Robert Stanton 8 years ago
This article is BS. It's cherry picked data for a predetermined conclusion - MORE GUN CONTROL. For the truth about Missouri and what this article does not tell you go here: http://www.foxnews.com/opinion/2014/02/21/media-cherry-picks-missouri-gun-data-to-make-misleading-case-for-more-control.html Be American and stop listening to "dual-citizen" nonsense.
Spencer 9 years ago
This 'study' is a phoney as a $3 bill. They picked one state that changed gun laws and saw in an increase in violent crime. An increase that had been happening for a couple of years before. They ignored states where similar laws were repealed (say VA), and there was no change or a reduction in crime. You can always find statistical outliers. That's why studies that 'cherry pick' data like this are meaningless. And besides, it was published by gun control maven Michael Bloomberg's self-endowed 'school' at Johns Hopkins. He spent $250 million on this school, and this is his payback. Lots of quasi-scientific propaganda.
Gene Ralno 9 years ago
We need to start dealing with the real problem -- not gun murders -- just murders. Clearly St. Louis is the most dangerous city in America with 49.9 murders per 100,000. Anyone looking at the long picture would deduce that Missourians demanded an easier path to protect themselves from the Ferguson mindset that's been brewing for decades. And none of those people who armed themselves are responsible for the astonishing murder rate. Fact is the Ferguson mindset is responsible for those murders and the people have a constitutionally guaranteed right to self-protection. American principles are unique by the heavy investment of ultimate sovereignty in the individual. Freedom doesn’t exist for the nation unless it first exists for the individual.
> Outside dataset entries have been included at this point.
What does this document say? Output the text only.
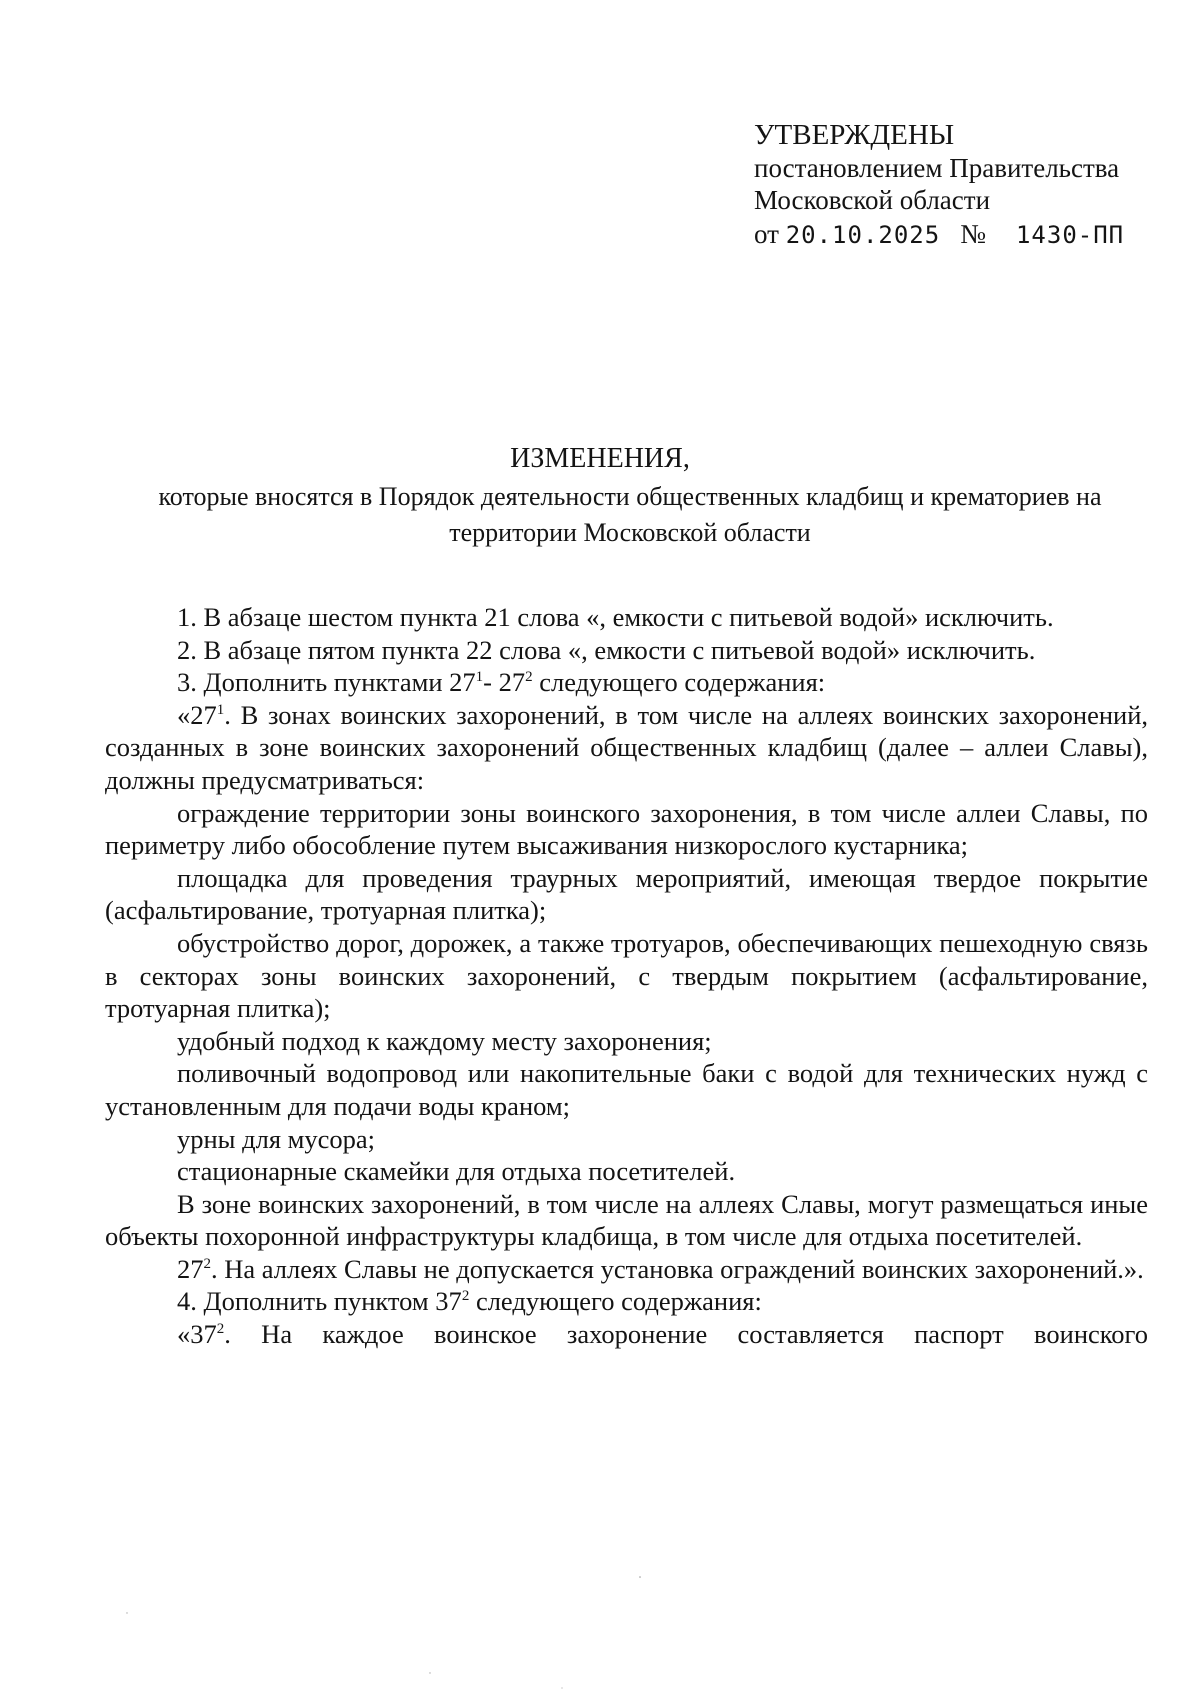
УТВЕРЖДЕНЫ
постановлением Правительства
Московской области
от 20.10.2025 № 1430-ПП
ИЗМЕНЕНИЯ,
которые вносятся в Порядок деятельности общественных кладбищ и крематориев на территории Московской области

1. В абзаце шестом пункта 21 слова «, емкости с питьевой водой» исключить.

2. В абзаце пятом пункта 22 слова «, емкости с питьевой водой» исключить.

3. Дополнить пунктами $27^1-$ $27^2$ следующего содержания:

«$27^1$. В зонах воинских захоронений, в том числе на аллеях воинских захоронений, созданных в зоне воинских захоронений общественных кладбищ (далее – аллеи Славы), должны предусматриваться:

ограждение территории зоны воинского захоронения, в том числе аллеи Славы, по периметру либо обособление путем высаживания низкорослого кустарника;

площадка для проведения траурных мероприятий, имеющая твердое покрытие (асфальтирование, тротуарная плитка);

обустройство дорог, дорожек, а также тротуаров, обеспечивающих пешеходную связь в секторах зоны воинских захоронений, с твердым покрытием (асфальтирование, тротуарная плитка);

удобный подход к каждому месту захоронения;

поливочный водопровод или накопительные баки с водой для технических нужд с установленным для подачи воды краном;

урны для мусора;

стационарные скамейки для отдыха посетителей.

В зоне воинских захоронений, в том числе на аллеях Славы, могут размещаться иные объекты похоронной инфраструктуры кладбища, в том числе для отдыха посетителей.

$27^2$. На аллеях Славы не допускается установка ограждений воинских захоронений.».

4. Дополнить пунктом $37^2$ следующего содержания:

«$37^2$. На каждое воинское захоронение составляется паспорт воинского
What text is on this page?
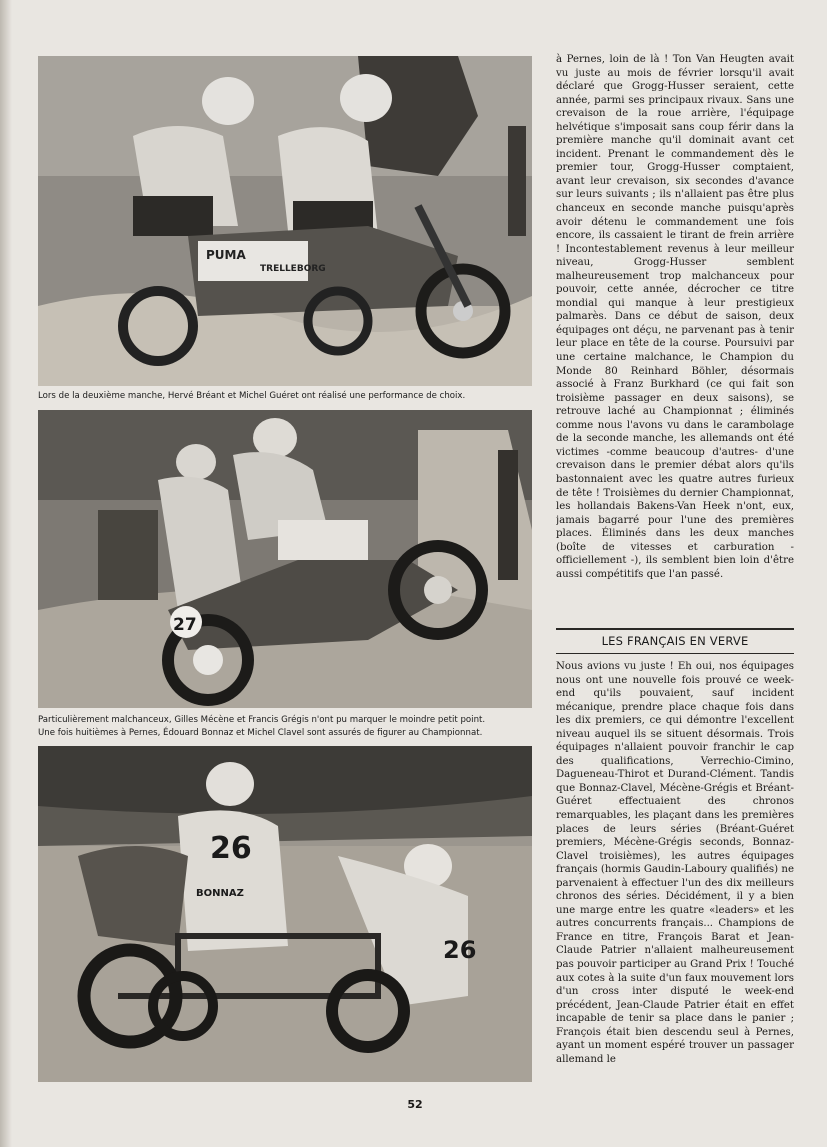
PUMA
TRELLEBORG
Lors de la deuxième manche, Hervé Bréant et Michel Guéret ont réalisé une performance de choix.
27
Particulièrement malchanceux, Gilles Mécène et Francis Grégis n'ont pu marquer le moindre petit point.
Une fois huitièmes à Pernes, Édouard Bonnaz et Michel Clavel sont assurés de figurer au Championnat.
26
BONNAZ
26

à Pernes, loin de là ! Ton Van Heugten avait vu juste au mois de février lorsqu'il avait déclaré que Grogg-Husser seraient, cette année, parmi ses principaux rivaux. Sans une crevaison de la roue arrière, l'équipage helvétique s'imposait sans coup férir dans la première manche qu'il dominait avant cet incident. Prenant le commandement dès le premier tour, Grogg-Husser comptaient, avant leur crevaison, six secondes d'avance sur leurs suivants ; ils n'allaient pas être plus chanceux en seconde manche puisqu'après avoir détenu le commandement une fois encore, ils cassaient le tirant de frein arrière ! Incontestablement revenus à leur meilleur niveau, Grogg-Husser semblent malheureusement trop malchanceux pour pouvoir, cette année, décrocher ce titre mondial qui manque à leur prestigieux palmarès. Dans ce début de saison, deux équipages ont déçu, ne parvenant pas à tenir leur place en tête de la course. Poursuivi par une certaine malchance, le Champion du Monde 80 Reinhard Böhler, désormais associé à Franz Burkhard (ce qui fait son troisième passager en deux saisons), se retrouve laché au Championnat ; éliminés comme nous l'avons vu dans le carambolage de la seconde manche, les allemands ont été victimes -comme beaucoup d'autres- d'une crevaison dans le premier débat alors qu'ils bastonnaient avec les quatre autres furieux de tête ! Troisièmes du dernier Championnat, les hollandais Bakens-Van Heek n'ont, eux, jamais bagarré pour l'une des premières places. Éliminés dans les deux manches (boîte de vitesses et carburation - officiellement -), ils semblent bien loin d'être aussi compétitifs que l'an passé.

LES FRANÇAIS EN VERVE

Nous avions vu juste ! Eh oui, nos équipages nous ont une nouvelle fois prouvé ce week-end qu'ils pouvaient, sauf incident mécanique, prendre place chaque fois dans les dix premiers, ce qui démontre l'excellent niveau auquel ils se situent désormais. Trois équipages n'allaient pouvoir franchir le cap des qualifications, Verrechio-Cimino, Dagueneau-Thirot et Durand-Clément. Tandis que Bonnaz-Clavel, Mécène-Grégis et Bréant-Guéret effectuaient des chronos remarquables, les plaçant dans les premières places de leurs séries (Bréant-Guéret premiers, Mécène-Grégis seconds, Bonnaz-Clavel troisièmes), les autres équipages français (hormis Gaudin-Laboury qualifiés) ne parvenaient à effectuer l'un des dix meilleurs chronos des séries. Décidément, il y a bien une marge entre les quatre «leaders» et les autres concurrents français... Champions de France en titre, François Barat et Jean-Claude Patrier n'allaient malheureusement pas pouvoir participer au Grand Prix ! Touché aux cotes à la suite d'un faux mouvement lors d'un cross inter disputé le week-end précédent, Jean-Claude Patrier était en effet incapable de tenir sa place dans le panier ; François était bien descendu seul à Pernes, ayant un moment espéré trouver un passager allemand le

52
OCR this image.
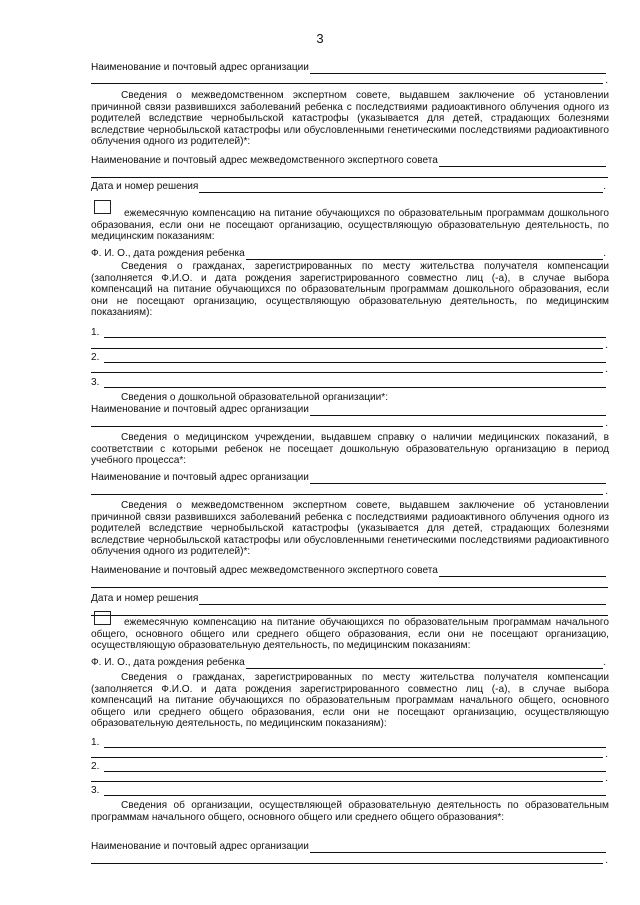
3
Наименование и почтовый адрес организации
.
Сведения о межведомственном экспертном совете, выдавшем заключение об установлении причинной связи развившихся заболеваний ребенка с последствиями радиоактивного облучения одного из родителей вследствие чернобыльской катастрофы (указывается для детей, страдающих болезнями вследствие чернобыльской катастрофы или обусловленными генетическими последствиями радиоактивного облучения одного из родителей)*:
Наименование и почтовый адрес межведомственного экспертного совета
Дата и номер решения	.
ежемесячную компенсацию на питание обучающихся по образовательным программам дошкольного образования, если они не посещают организацию, осуществляющую образовательную деятельность, по медицинским показаниям:
Ф. И. О., дата рождения ребенка	.
Сведения о гражданах, зарегистрированных по месту жительства получателя компенсации (заполняется Ф.И.О. и дата рождения зарегистрированного совместно лиц (-а), в случае выбора компенсаций на питание обучающихся по образовательным программам дошкольного образования, если они не посещают организацию, осуществляющую образовательную деятельность, по медицинским показаниям):
1.
.
2.
.
3.
Сведения о дошкольной образовательной организации*:
Наименование и почтовый адрес организации
.
Сведения о медицинском учреждении, выдавшем справку о наличии медицинских показаний, в соответствии с которыми ребенок не посещает дошкольную образовательную организацию в период учебного процесса*:
Наименование и почтовый адрес организации
.
Сведения о межведомственном экспертном совете, выдавшем заключение об установлении причинной связи развившихся заболеваний ребенка с последствиями радиоактивного облучения одного из родителей вследствие чернобыльской катастрофы (указывается для детей, страдающих болезнями вследствие чернобыльской катастрофы или обусловленными генетическими последствиями радиоактивного облучения одного из родителей)*:
Наименование и почтовый адрес межведомственного экспертного совета
Дата и номер решения
ежемесячную компенсацию на питание обучающихся по образовательным программам начального общего, основного общего или среднего общего образования, если они не посещают организацию, осуществляющую образовательную деятельность, по медицинским показаниям:
Ф. И. О., дата рождения ребенка	.
Сведения о гражданах, зарегистрированных по месту жительства получателя компенсации (заполняется Ф.И.О. и дата рождения зарегистрированного совместно лиц (-а), в случае выбора компенсаций на питание обучающихся по образовательным программам начального общего, основного общего или среднего общего образования, если они не посещают организацию, осуществляющую образовательную деятельность, по медицинским показаниям):
1.
.
2.
.
3.
Сведения об организации, осуществляющей образовательную деятельность по образовательным программам начального общего, основного общего или среднего общего образования*:
Наименование и почтовый адрес организации
.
Citizens must be free to think without indoctrination, speak without censure, assemble without disruption, and believe anything without persecution. But individual sovereignty also means freedom to defend oneself and one’s family by any means, including today’s technology manifested by firearms. Accepting that personal sovereignty is subject to whims of another person, or even the state, fundamentally alters the principle and destroys the U.S. constitutional republic form of government. Leftists promise Utopian bliss but deliver misery. Individual sovereignty isn’t always peaceful and doesn’t guarantee survival. But it does reflect human nature and succeeds with individual compassion.
N230099 9 years ago
FTA: "...anyone purchasing a gun permit to undergo a background check in person at a sheriff’s office. The law did not repeal the legal obligation to undergo a background check. If the person is buying a firearm at a FFL dealer the check is still performed. As always, criminals buy and sell at will regardless. What was changed was to eliminate the personal discretion of the Sheriff. THis requirement is less to verify eligibility and more to knowing who has a firearm. I think we can all agree that that is none of the government's business.
anonamouse 9 years ago
I don't own a gun, and I never will. So I have no dog in this fight. That said, this article is BS, and its implied thesis, that changes in the law changed people's behavior, is not supported by Reality. For one thing, half of those who die by gunshot are suicides: did easier gun laws raise the suicide rate? For another, Chicago has some of the toughest gun control laws in the country, yet is ranked among the most violent cities in the country: would it be any more violent if those laws were relaxed (and if they were, would the resulting gun deaths be the result of newly legal owners defending themselves)? Prohibition of anything, whether drugs, guns or, say, abortion, may result in statistical reduction of the prohibited behavior, but only among those whose commitment to that behavior is low --- the "law abiding" citizen. For the rest, Prohibition simply introduces a complication that is solved by gangsters stepping in to supply the desired goods or services. About 2.5 million people die in the US every year and of these, 0.006% die of gunshots not self-inflicted. Huge problem, or agenda-driven issue?